When Should External Dependencies Be Made Asynchronous?

There is no exact formula to determine if the resiliency gained by using asynchronous interfaces is worth the cost in complexity. This will be a recurring theme for most of the regarding resiliency posts. Software architecture is all about tradeoffs and very rarely does it provide us clear-cut, obvious solutions. With that being said I will leave this discussion with the following set of questions that can get you started thinking about these tradeoffs and deciding if asynchronous dependencies make sense for your situation.

Is Resiliency Really Required?

Asking this question will be another common theme in this series. It’s great that your software application can claim five nines availability but it’s an internal employee directory web app that averages about 10 hits a day. It’s probably going to be okay if it’s down on occasion. As mentioned many times before, adding resiliency to software is very rarely free. There is almost always the cost of added complexity. You should always weigh these costs in complexity against the cost of your software not being resilient before making this decision.

Is The Interface Write Only?

The best system interface candidates to make asynchronous are write only ones. If our software (and the client) doesn’t need any return data from the external system then the callback step can be removed from the sequence. This will cause the asynchronous dependency to behave more like a synchronous interface since after the message is stored the transaction is complete. Write-only asynchronous interfaces remove 3 of 4 complexity issues (multi-threaded programming model, asynchronous user interaction, and client and server required on both sides) while still providing all the resiliency advantages. A message store implementation is still required but if resiliency is really a requirement this will many times be worth the cost.

Can The Request Be (Safely) Processed Multiple Times?

One of the main advantages of using asynchronous interfaces is that it allows for retries when message processing fails. This gives time for the external system to recover when misfortune or change occurs. One thing to keep in mind is just because the external system can retry the request multiple times doesn’t necessarily mean that it should. For example, let’s assume that when the external system goes to process the request it needs to update three other systems. If the first two system updates work but the third fails the message can be left in the message store and tried later but what about the two systems that have already been updated?
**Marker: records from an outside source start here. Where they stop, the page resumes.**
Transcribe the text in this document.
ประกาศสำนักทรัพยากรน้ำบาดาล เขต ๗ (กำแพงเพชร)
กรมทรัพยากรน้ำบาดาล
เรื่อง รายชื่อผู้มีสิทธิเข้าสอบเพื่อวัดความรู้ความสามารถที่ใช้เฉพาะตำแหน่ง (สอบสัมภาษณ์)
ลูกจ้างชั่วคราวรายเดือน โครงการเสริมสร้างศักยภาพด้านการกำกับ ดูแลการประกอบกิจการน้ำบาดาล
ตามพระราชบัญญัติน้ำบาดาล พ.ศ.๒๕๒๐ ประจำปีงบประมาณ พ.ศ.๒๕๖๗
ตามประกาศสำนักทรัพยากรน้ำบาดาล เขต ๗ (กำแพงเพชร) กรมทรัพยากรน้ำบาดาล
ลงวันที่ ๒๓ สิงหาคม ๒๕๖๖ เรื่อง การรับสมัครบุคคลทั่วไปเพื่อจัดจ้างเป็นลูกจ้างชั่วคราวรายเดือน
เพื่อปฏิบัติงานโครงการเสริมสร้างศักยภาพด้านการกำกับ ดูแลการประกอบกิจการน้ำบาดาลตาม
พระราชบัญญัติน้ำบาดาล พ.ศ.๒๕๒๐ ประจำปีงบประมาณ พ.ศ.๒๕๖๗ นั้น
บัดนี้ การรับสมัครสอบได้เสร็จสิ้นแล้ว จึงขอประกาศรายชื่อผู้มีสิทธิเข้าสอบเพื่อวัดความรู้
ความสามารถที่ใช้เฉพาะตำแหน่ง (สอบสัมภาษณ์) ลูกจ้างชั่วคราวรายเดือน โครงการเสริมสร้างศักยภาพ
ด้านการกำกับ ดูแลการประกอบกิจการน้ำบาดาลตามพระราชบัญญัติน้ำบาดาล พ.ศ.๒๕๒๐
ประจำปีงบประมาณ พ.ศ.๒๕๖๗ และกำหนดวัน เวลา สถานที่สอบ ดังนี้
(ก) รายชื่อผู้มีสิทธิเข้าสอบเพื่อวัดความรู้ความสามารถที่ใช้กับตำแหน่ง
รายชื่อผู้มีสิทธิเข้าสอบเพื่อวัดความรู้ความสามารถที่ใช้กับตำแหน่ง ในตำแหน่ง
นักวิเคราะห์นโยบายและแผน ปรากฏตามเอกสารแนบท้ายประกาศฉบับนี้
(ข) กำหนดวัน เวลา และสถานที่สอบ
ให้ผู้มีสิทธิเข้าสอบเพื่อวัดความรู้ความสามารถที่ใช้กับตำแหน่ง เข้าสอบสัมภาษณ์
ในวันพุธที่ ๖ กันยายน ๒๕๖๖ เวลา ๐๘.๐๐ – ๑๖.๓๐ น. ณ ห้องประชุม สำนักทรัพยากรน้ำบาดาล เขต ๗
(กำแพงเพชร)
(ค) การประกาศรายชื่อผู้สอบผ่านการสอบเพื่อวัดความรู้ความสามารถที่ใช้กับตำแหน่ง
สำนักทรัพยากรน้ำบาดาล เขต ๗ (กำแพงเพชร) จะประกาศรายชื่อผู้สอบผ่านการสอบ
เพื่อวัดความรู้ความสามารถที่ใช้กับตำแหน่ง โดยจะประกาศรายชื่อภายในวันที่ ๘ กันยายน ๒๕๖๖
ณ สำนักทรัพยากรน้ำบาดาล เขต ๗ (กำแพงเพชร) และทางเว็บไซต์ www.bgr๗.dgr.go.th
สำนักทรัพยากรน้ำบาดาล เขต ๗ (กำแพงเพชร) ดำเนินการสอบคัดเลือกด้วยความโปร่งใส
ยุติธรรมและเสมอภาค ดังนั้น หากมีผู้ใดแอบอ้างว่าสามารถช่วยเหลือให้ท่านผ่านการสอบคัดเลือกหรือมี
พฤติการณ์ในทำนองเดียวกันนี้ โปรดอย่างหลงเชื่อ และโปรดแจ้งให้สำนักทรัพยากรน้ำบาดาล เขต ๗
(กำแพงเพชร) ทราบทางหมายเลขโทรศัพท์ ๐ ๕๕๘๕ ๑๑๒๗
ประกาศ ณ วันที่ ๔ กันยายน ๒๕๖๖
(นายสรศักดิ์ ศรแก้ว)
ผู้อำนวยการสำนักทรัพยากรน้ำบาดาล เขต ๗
When the external system goes to retry the request are the two systems that have already been updated going to now get duplicate data?

To take advantage of message retries the external system needs to be able to keep duplicate data from being posted when failures occur. If there is only one update operation by the external system that either works or fails this shouldn’t be a problem otherwise the external system will need to account for partial failures. One way this can be accomplished is by running the entire request under a single transaction that the external system can rollback if one or more steps fail. Depending on the type of systems being updated this may or may not be an easy thing to do. Another possibility is the entire request process is idempotent. Idempotence is a characteristic of mathematical operations where multiple applications of the operation do not change the result. This characteristic can be applied to software operations and interfaces as well. Idempotent software interfaces are great for making asynchronous because if there is a failure, the request can be retried later from the very beginning without having to worry about data inconsistencies.